午后的水房外,老槐树的叶子落了一地,踩上去沙沙响。顾长风拎着个纸袋子,里面装着两斤橘子味水果糖,手指把袋口捏得皱巴巴的,眼神时不时往宿舍区的方向瞟。

“团长,您都在这儿站十分钟了。”赵四躲在树后,探出半个脑袋,小声说,“张婶说了,许同志每天这个点来打水,再等等肯定来。”

顾长风没回头,声音有点闷:“别催,再等会儿。”他早上送书和罐头被冷淡,下午特意绕去供销社买了水果糖——小张说这是最近卖得最好的口味,她应该会喜欢。可真等在这儿,又有点慌,怕她还是说“麻烦”,怕她连糖都不肯收。
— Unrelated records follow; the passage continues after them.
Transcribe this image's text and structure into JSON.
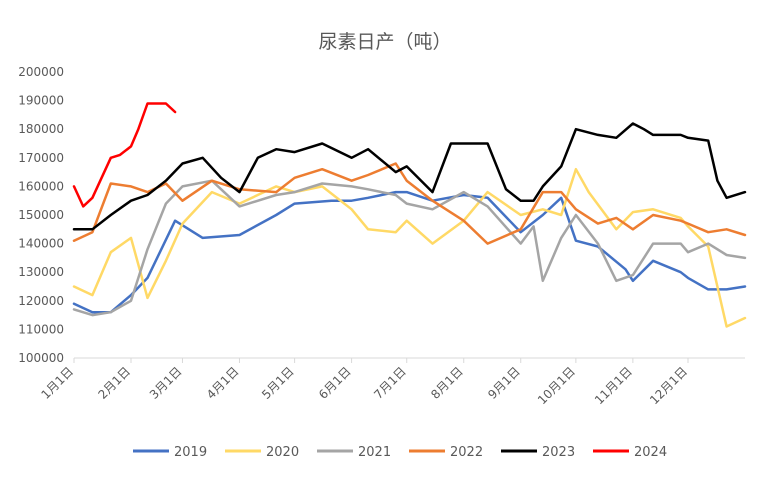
{
  "chart_data": {
    "type": "line",
    "title": "尿素日产（吨）",
    "ylim": [
      100000,
      200000
    ],
    "yticks": [
      100000,
      110000,
      120000,
      130000,
      140000,
      150000,
      160000,
      170000,
      180000,
      190000,
      200000
    ],
    "x_tick_labels": [
      "1月1日",
      "2月1日",
      "3月1日",
      "4月1日",
      "5月1日",
      "6月1日",
      "7月1日",
      "8月1日",
      "9月1日",
      "10月1日",
      "11月1日",
      "12月1日"
    ],
    "x_tick_days": [
      0,
      31,
      59,
      90,
      120,
      151,
      181,
      212,
      243,
      273,
      304,
      334
    ],
    "x_domain": [
      0,
      365
    ],
    "grid": false,
    "legend_position": "bottom",
    "series": [
      {
        "name": "2019",
        "color": "#4472C4",
        "x": [
          0,
          10,
          20,
          31,
          40,
          55,
          70,
          90,
          110,
          120,
          140,
          151,
          160,
          175,
          181,
          195,
          212,
          225,
          243,
          255,
          265,
          273,
          285,
          300,
          304,
          315,
          330,
          334,
          345,
          355,
          365
        ],
        "y": [
          119000,
          116000,
          116000,
          122000,
          128000,
          148000,
          142000,
          143000,
          150000,
          154000,
          155000,
          155000,
          156000,
          158000,
          158000,
          155000,
          157000,
          156000,
          144000,
          150000,
          156000,
          141000,
          139000,
          131000,
          127000,
          134000,
          130000,
          128000,
          124000,
          124000,
          125000
        ]
      },
      {
        "name": "2020",
        "color": "#FFD966",
        "x": [
          0,
          10,
          20,
          31,
          40,
          50,
          59,
          75,
          90,
          110,
          120,
          135,
          151,
          160,
          175,
          181,
          195,
          212,
          225,
          243,
          255,
          265,
          273,
          280,
          295,
          304,
          315,
          330,
          334,
          345,
          355,
          365
        ],
        "y": [
          125000,
          122000,
          137000,
          142000,
          121000,
          134000,
          147000,
          158000,
          154000,
          160000,
          158000,
          160000,
          152000,
          145000,
          144000,
          148000,
          140000,
          148000,
          158000,
          150000,
          152000,
          150000,
          166000,
          158000,
          145000,
          151000,
          152000,
          149000,
          146000,
          139000,
          111000,
          114000
        ]
      },
      {
        "name": "2021",
        "color": "#A5A5A5",
        "x": [
          0,
          10,
          20,
          31,
          40,
          50,
          59,
          75,
          90,
          110,
          120,
          135,
          151,
          160,
          175,
          181,
          195,
          212,
          225,
          243,
          250,
          255,
          265,
          273,
          285,
          295,
          304,
          315,
          330,
          334,
          345,
          355,
          365
        ],
        "y": [
          117000,
          115000,
          116000,
          120000,
          138000,
          154000,
          160000,
          162000,
          153000,
          157000,
          158000,
          161000,
          160000,
          159000,
          157000,
          154000,
          152000,
          158000,
          153000,
          140000,
          146000,
          127000,
          142000,
          150000,
          140000,
          127000,
          129000,
          140000,
          140000,
          137000,
          140000,
          136000,
          135000
        ]
      },
      {
        "name": "2022",
        "color": "#ED7D31",
        "x": [
          0,
          10,
          20,
          31,
          40,
          50,
          59,
          75,
          90,
          110,
          120,
          135,
          151,
          160,
          175,
          181,
          195,
          212,
          225,
          243,
          255,
          265,
          273,
          285,
          295,
          304,
          315,
          330,
          334,
          345,
          355,
          365
        ],
        "y": [
          141000,
          144000,
          161000,
          160000,
          158000,
          161000,
          155000,
          162000,
          159000,
          158000,
          163000,
          166000,
          162000,
          164000,
          168000,
          162000,
          155000,
          148000,
          140000,
          145000,
          158000,
          158000,
          152000,
          147000,
          149000,
          145000,
          150000,
          148000,
          147000,
          144000,
          145000,
          143000
        ]
      },
      {
        "name": "2023",
        "color": "#000000",
        "x": [
          0,
          10,
          20,
          31,
          40,
          50,
          59,
          70,
          80,
          90,
          100,
          110,
          120,
          135,
          151,
          160,
          175,
          181,
          195,
          205,
          212,
          225,
          235,
          243,
          250,
          255,
          265,
          273,
          285,
          295,
          304,
          310,
          315,
          330,
          334,
          345,
          350,
          355,
          365
        ],
        "y": [
          145000,
          145000,
          150000,
          155000,
          157000,
          162000,
          168000,
          170000,
          163000,
          158000,
          170000,
          173000,
          172000,
          175000,
          170000,
          173000,
          165000,
          167000,
          158000,
          175000,
          175000,
          175000,
          159000,
          155000,
          155000,
          160000,
          167000,
          180000,
          178000,
          177000,
          182000,
          180000,
          178000,
          178000,
          177000,
          176000,
          162000,
          156000,
          158000
        ]
      },
      {
        "name": "2024",
        "color": "#FF0000",
        "x": [
          0,
          5,
          10,
          15,
          20,
          25,
          31,
          35,
          40,
          45,
          50,
          55
        ],
        "y": [
          160000,
          153000,
          156000,
          163000,
          170000,
          171000,
          174000,
          180000,
          189000,
          189000,
          189000,
          186000
        ]
      }
    ]
  }
}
正说着,远处传来脚步声。顾长风赶紧站直身子,纸袋子往身后藏了藏,眼神却不由自主地亮了——许诺拎着个红色暖水瓶,头发扎成低马尾,穿着件洗得发白的蓝布褂子,脚步轻快,显然是来打水的。

“来了来了!”赵四激动地拽了拽顾长风的衣角,却被他回头瞪了一眼,赶紧缩回树后。

许诺走到水房门口,刚要拧开水龙头,眼角余光瞥见了槐树下的顾长风,心里咯噔一下——怎么又遇上了?她赶紧低下头,假装没看见,手里的暖水瓶往水龙头底下凑,动作比平时快了两倍。

“许诺。”

顾长风的声音从身后传来,不高,却像颗小石子,砸得许诺手一抖,暖水瓶差点脱手。她深吸一口气,缓缓转过身,脸上挤出个懒洋洋的笑:“顾团长,您也来打水啊?”

“不是。”顾长风往前走了两步,把藏在身后的纸袋子递过去,手指有点僵硬,“给你带的水果糖,橘子味的,供销社刚到的。”

纸袋子里的糖纸露出来,橘红色的,透着股甜香。许诺的目光落在袋子上,心里却警铃大作——他怎么还送东西?送书送罐头还不够,又送糖?再这么下去,退婚的事怕是要黄,她的摆烂大业也要泡汤!

“不用了顾团长!”许诺赶紧往后退了半步,暖水瓶往身前挡了挡,“我不爱吃甜的,您留着给您孙子吃吧!”

这话刚说完,她自己都心虚——昨天还跟张婶分着吃水果糖,现在却说不爱吃。可没办法,再不拒绝,他指不定还会送别的,到时候更难脱身。

顾长风递出去的手僵在半空,纸袋子晃了晃,橘子味的甜香飘得更远了。他愣了一下,有点不敢相信:“你不爱吃?张婶说……”

“张婶那是误会!”许诺赶紧打断他,眼睛飞快地扫过四周,想找个借口溜掉。突然,她看见不远处的训练场方向,有两个战士抬着水桶跑过,桶沿还滴着水,心里瞬间有了主意。

顾长风还想说什么,就看见许诺突然指着训练场的方向,声音拔高了些,带着点“急切”:“顾团长!您快看那边——好像有战士打翻水桶了!水洒了一地,万一有人滑倒就糟了!我先去看看!”